Posted October 3rd, 2019 | Author: John G. Self

If you stroll through the offices of your average corporate talent acquisition department today, you will note a change.  The recruiters are younger.  In fact, increasingly, they are the so-called “Millennials.”  

Yes, that’s right. For you remaining Baby Boomers and Generate Xers in the job market, the people you have been criticizing for their misguided work-life expectations, their unrealistic sense of entitlement, or any number of other real or imagined sins, are rapidly taking over the candidate screening process. They now hold the keys to the kingdom. If you like irony, this is pretty good stuff.  

Older Executives Face Challenges In Today’s Job Market | Canva.Com

In the world of recruiting, something will have to change and I am betting the farm it is not going to be the Millennials. (To be fair, they are not as guilty as charged by their seniors – primarily the Baby Boomers and, to a lesser extent, their parents’ generation.)  

So, General Xers and Baby Boomers who are looking for a job, it is time for you to adjust to the fact that the way you have always conducted a job search is just not going to be as effective as it once was.  

You need to learn to speak Millennial. That is to say you are the one who must do the adjusting, not the other way around.  

In our career transition practice, we have already made major adjustments to meet the needs of this new way of recruiting, from the use of brief audio and video downloads to an increased reliance on InMail or text messaging.  Longish, boring letters of introduction from outplacement firms will not get their candidates the attention they deserve. You have to be focused, brief and creative if you expect to get noticed.

In our career transition practice we have already made major adjustments meet the needs of this new of recruiting.

Today, it is not just about a having a visible brand and a robust LinkedIn profile (93 percent of corporate recruiters report they use LinkedIn for candidate identification and initial contact).  You must elevate your old-school professional networking approach to strategic, values-based networking to attract the attention of corporate recruiters and executives within a targeted corporation.

The other reality is that in the past, executives did not invest much time in career management, including professional networking, until they needed to look for a job.
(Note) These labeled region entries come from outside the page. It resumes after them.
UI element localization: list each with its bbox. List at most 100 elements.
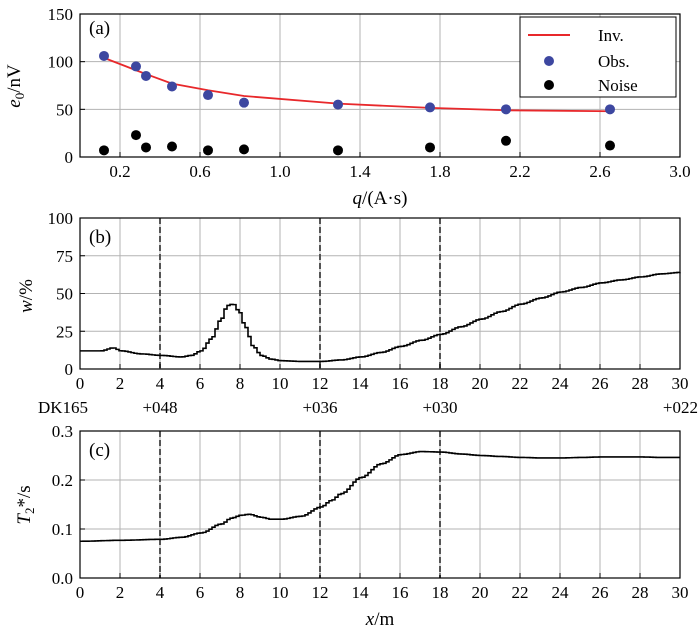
y-tick-label: 75 <box>56 247 73 266</box>
x-tick-label: 22 <box>512 374 529 393</box>
station-label: +030 <box>422 398 457 417</box>
profile-line <box>80 450 680 543</box>
x-tick-label: 6 <box>196 583 205 602</box>
panel-a-frame <box>79 13 681 158</box>
obs-point <box>203 90 213 101</box>
station-label: +036 <box>302 398 337 417</box>
x-tick-label: 18 <box>432 374 449 393</box>
station-label: +048 <box>142 398 177 417</box>
panel-c-ylabel: T2*/s <box>14 485 37 524</box>
x-tick-label: 2.6 <box>589 162 610 181</box>
obs-point <box>131 61 141 72</box>
station-label: +022 <box>663 398 698 417</box>
obs-point <box>141 70 151 81</box>
station-prefix: DK165 <box>38 398 88 417</box>
panel-a-chart: 0.2 0.6 1.0 1.4 1.8 2.2 2.6 3.0 0 50 100 150 (a) In… <box>4 5 691 209</box>
panel-c-chart: 0 2 4 6 8 10 12 14 16 18 20 22 24 26 28 300.00.10.20.3 … <box>14 422 689 630</box>
x-tick-label: 24 <box>552 374 570 393</box>
noise-point <box>99 145 109 156</box>
x-tick-label: 12 <box>312 374 329 393</box>
noise-point <box>239 144 249 155</box>
y-tick-label: 0.1 <box>52 520 73 539</box>
x-tick-label: 12 <box>312 583 329 602</box>
x-tick-label: 0 <box>76 583 85 602</box>
obs-point <box>605 104 615 115</box>
legend-obs-label: Obs. <box>598 52 630 71</box>
panel-b-ylabel: w/% <box>16 279 37 313</box>
x-tick-label: 4 <box>156 583 165 602</box>
noise-point <box>605 140 615 151</box>
x-tick-label: 18 <box>432 583 449 602</box>
x-tick-label: 0.6 <box>189 162 210 181</box>
x-tick-label: 6 <box>196 374 205 393</box>
x-tick-label: 22 <box>512 583 529 602</box>
obs-point <box>239 97 249 108</box>
noise-point <box>203 145 213 156</box>
x-tick-label: 30 <box>672 374 689 393</box>
x-tick-label: 8 <box>236 583 245 602</box>
x-tick-label: 0.2 <box>109 162 130 181</box>
x-tick-label: 20 <box>472 374 489 393</box>
x-tick-label: 26 <box>592 583 609 602</box>
x-tick-label: 2 <box>116 374 125 393</box>
y-tick-label: 0.0 <box>52 569 73 588</box>
panel-a-label: (a) <box>89 18 110 39</box>
panel-a-ylabel: e0/nV <box>4 64 27 108</box>
x-tick-label: 16 <box>392 374 409 393</box>
y-tick-label: 50 <box>56 285 73 304</box>
x-tick-label: 24 <box>552 583 570 602</box>
x-tick-label: 16 <box>392 583 409 602</box>
legend-noise-label: Noise <box>598 76 638 95</box>
x-tick-label: 20 <box>472 583 489 602</box>
x-tick-label: 28 <box>632 374 649 393</box>
obs-point <box>333 99 343 110</box>
noise-point <box>501 135 511 146</box>
noise-point <box>425 142 435 153</box>
x-tick-label: 1.4 <box>349 162 371 181</box>
legend-noise-swatch <box>544 80 554 90</box>
panel-a-legend: Inv. Obs. Noise <box>519 16 677 98</box>
y-tick-label: 0 <box>65 148 74 167</box>
x-tick-label: 8 <box>236 374 245 393</box>
x-tick-label: 30 <box>672 583 689 602</box>
y-tick-label: 100 <box>48 209 74 228</box>
obs-point <box>501 104 511 115</box>
obs-point <box>425 102 435 113</box>
panel-a-xlabel: q/(A·s) <box>353 188 408 209</box>
x-tick-label: 3.0 <box>669 162 690 181</box>
panel-b-label: (b) <box>89 227 111 248</box>
obs-point <box>99 50 109 61</box>
noise-point <box>141 142 151 153</box>
x-tick-label: 10 <box>272 374 289 393</box>
y-tick-label: 0.3 <box>52 422 73 441</box>
panel-c-frame <box>79 430 681 579</box>
noise-point <box>333 145 343 156</box>
y-tick-label: 50 <box>56 100 73 119</box>
y-tick-label: 150 <box>48 5 74 24</box>
x-tick-label: 2.2 <box>509 162 530 181</box>
station-labels: DK165 +048 +036 +030 +022 <box>38 398 698 417</box>
legend-obs-swatch <box>544 56 554 66</box>
y-tick-label: 100 <box>48 53 74 72</box>
x-tick-label: 2 <box>116 583 125 602</box>
obs-point <box>167 81 177 92</box>
y-tick-label: 25 <box>56 322 73 341</box>
panel-c-xlabel: x/m <box>365 609 395 630</box>
x-tick-label: 4 <box>156 374 165 393</box>
x-tick-label: 28 <box>632 583 649 602</box>
x-tick-label: 26 <box>592 374 609 393</box>
x-tick-label: 14 <box>352 583 370 602</box>
noise-point <box>167 141 177 152</box>
x-tick-label: 0 <box>76 374 85 393</box>
x-tick-label: 1.8 <box>429 162 450 181</box>
x-tick-label: 1.0 <box>269 162 290 181</box>
panel-c-label: (c) <box>89 440 110 461</box>
y-tick-label: 0 <box>65 360 74 379</box>
profile-line <box>80 271 681 363</box>
y-tick-label: 0.2 <box>52 471 73 490</box>
noise-point <box>131 130 141 141</box>
inversion-line <box>103 57 611 113</box>
legend-inv-label: Inv. <box>598 26 624 45</box>
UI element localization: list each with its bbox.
The old excuse, “I just don’t have time for that stuff” is already being replaced with “I have been looking for more than a year and I have not made any progress.”  This is NOT scare-tactics selling.  I have already run into several bright executives in the last year who one day, after many months of job searching their way found themselves in that category.

When you survey the changing job market there is one other reality you need to embrace.   The pace of change in the aggressive use of Artificial Intelligence (machine screening) is accelerating. This will require candidates to master a new set of job search skills like mastering digital marketing strategies.

If you long for the good old days in career management, forget about it. It is time to learn and adapt because the consequences of not doing so are very real.  

Did I mention that the Millennials have gotten a bump rap?